POSTED: 09:48 p.m. HST, Oct 27, 2012
LAST UPDATED: 01:40 a.m. HST, Oct 28, 2012
Cars and trucks were lined up five deep at the pumps at the Hawaii Kai Chevron, which is in the tsunami inundation zone Saturday.
Rich Reilly was trying to fill up his pickup truck as fast as possible so he could get to his beach lot house in Waimanalo to grab belongings and important papers.
"I'm a sailor, so I respect Mother Nature – and I challenge her as a sailor – but I don't want to challenge her this time," said the 47-year-old Reilly, a general contractor. "I totally respect this."

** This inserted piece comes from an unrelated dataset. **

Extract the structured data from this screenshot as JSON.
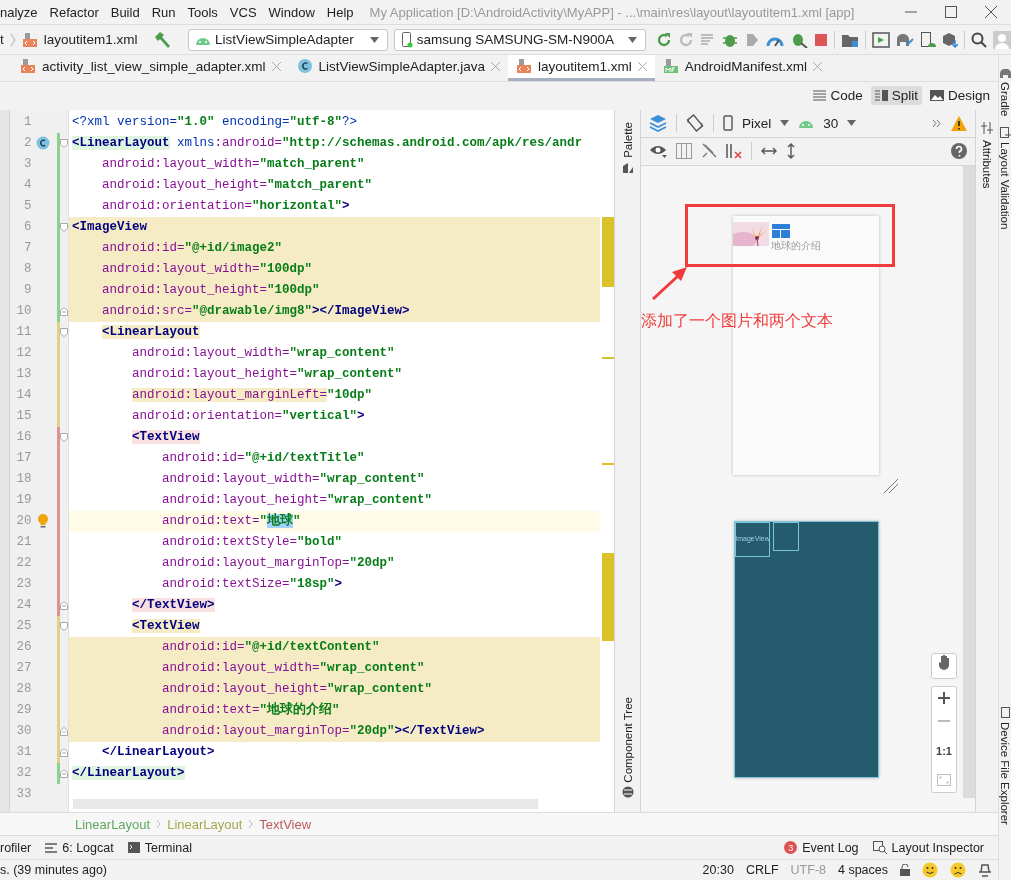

Stephanie Dobson, who lives near the ocean in nearby Kuliouou, was relatively calm even though her home is at sea level.
"I pulled the portable generators out form under the house and put them up on a rock wall which is about seven feet high," said Dobson, 37. "I'm just securing property and whatever happens, happens."

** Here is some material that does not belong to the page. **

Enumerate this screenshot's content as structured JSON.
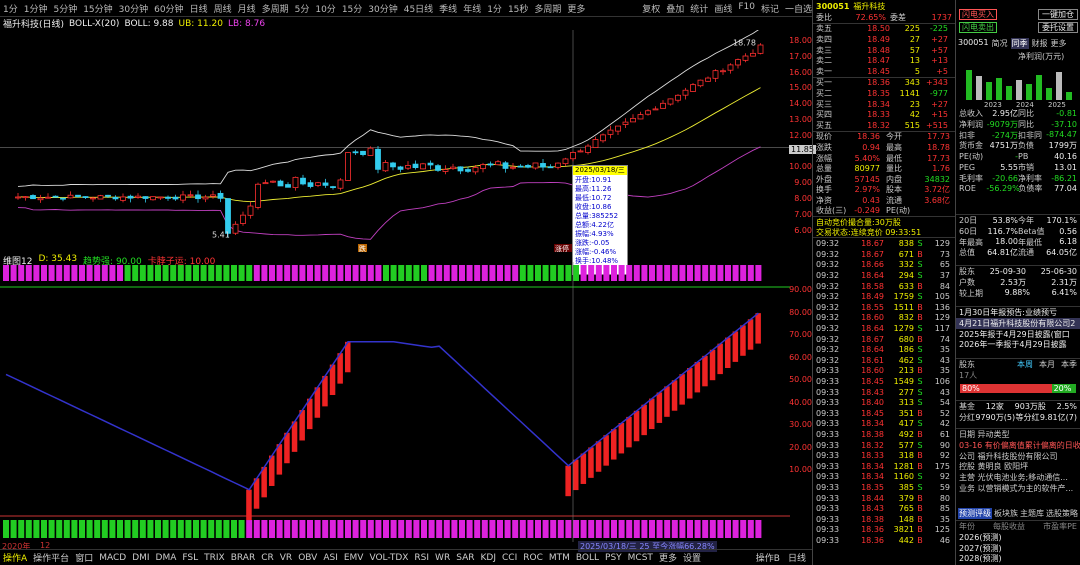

Lanikai resident Christine Crosby lives on high ground but has friends at sea level and she wanted to get her gas so she could get home and make sure they were safe. Hawaii has had tsunami threats that resulted in nothing but that didn't matter to her.

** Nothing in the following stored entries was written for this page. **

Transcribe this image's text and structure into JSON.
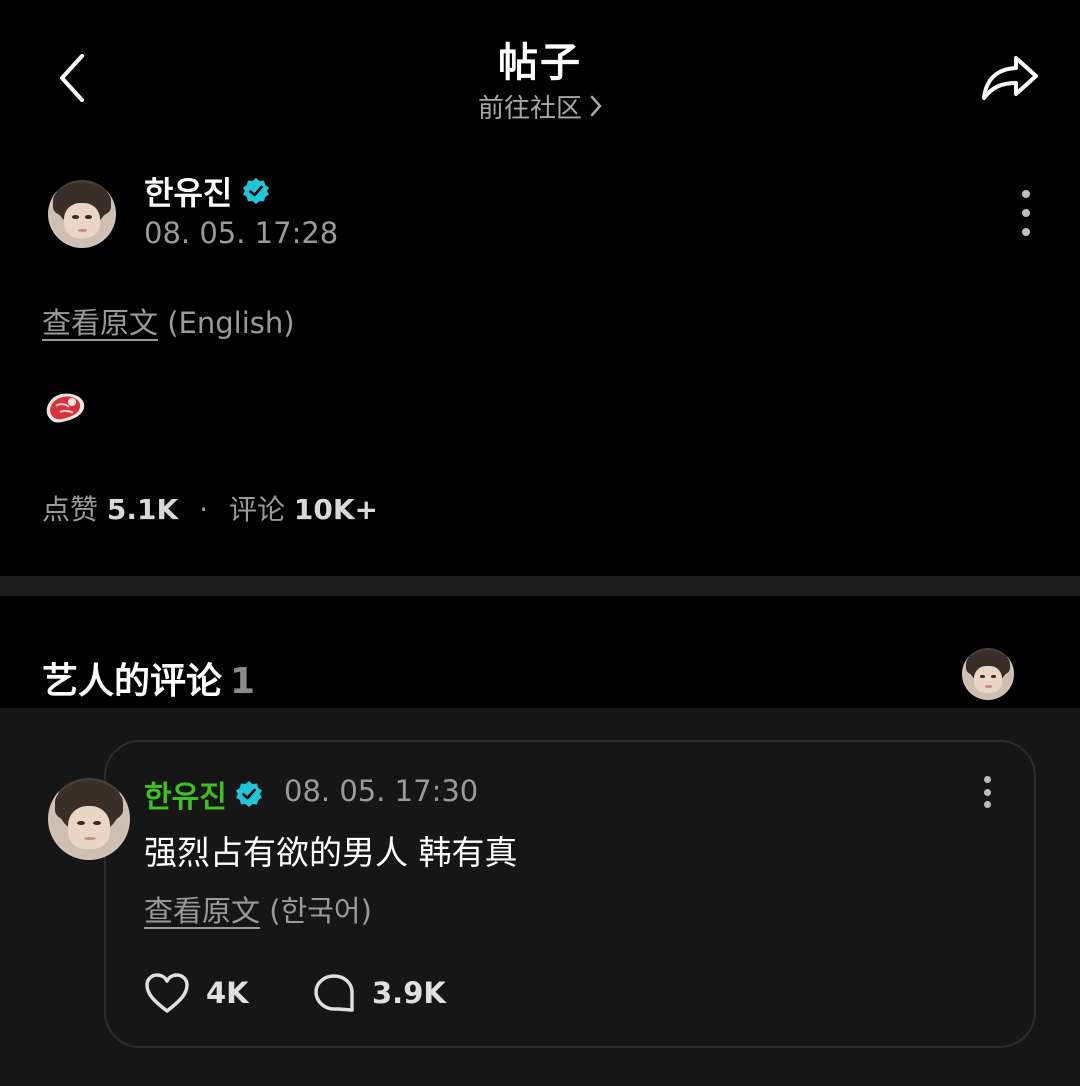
{
  "header": {
    "title": "帖子",
    "community_link": "前往社区"
  },
  "post": {
    "author": "한유진",
    "time": "08. 05. 17:28",
    "translate_link": "查看原文",
    "translate_lang": "(English)",
    "content_emoji": "steak",
    "likes_label": "点赞",
    "likes_value": "5.1K",
    "separator": "·",
    "comments_label": "评论",
    "comments_value": "10K+"
  },
  "artist_comments": {
    "title": "艺人的评论",
    "count": "1",
    "comment": {
      "author": "한유진",
      "time": "08. 05. 17:30",
      "text": "强烈占有欲的男人 韩有真",
      "translate_link": "查看原文",
      "translate_lang": "(한국어)",
      "likes": "4K",
      "replies": "3.9K"
    }
  },
  "colors": {
    "background": "#000000",
    "verified": "#1fc6d8",
    "artist_name": "#3ec01f",
    "muted_text": "#9a9a9a"
  }
}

"I grew up here and I have neighbors who survived two tsunamis and they said to not go near the ocean," said Crosby, 45. "I take it pretty seriously."
But Bradley Leon-Yep, a 20-year-old carpenter who lives on Kamehame Ridge, was annoyed that so many people showed up to get gas. He was there because his tank was almost empty and not because he feared a tsunami might create gas shortages.
"Where are you going to drive to?" he said. "If a tsunami hits, you're going to stay home. I don't understand why people have to fill their tanks up with gas."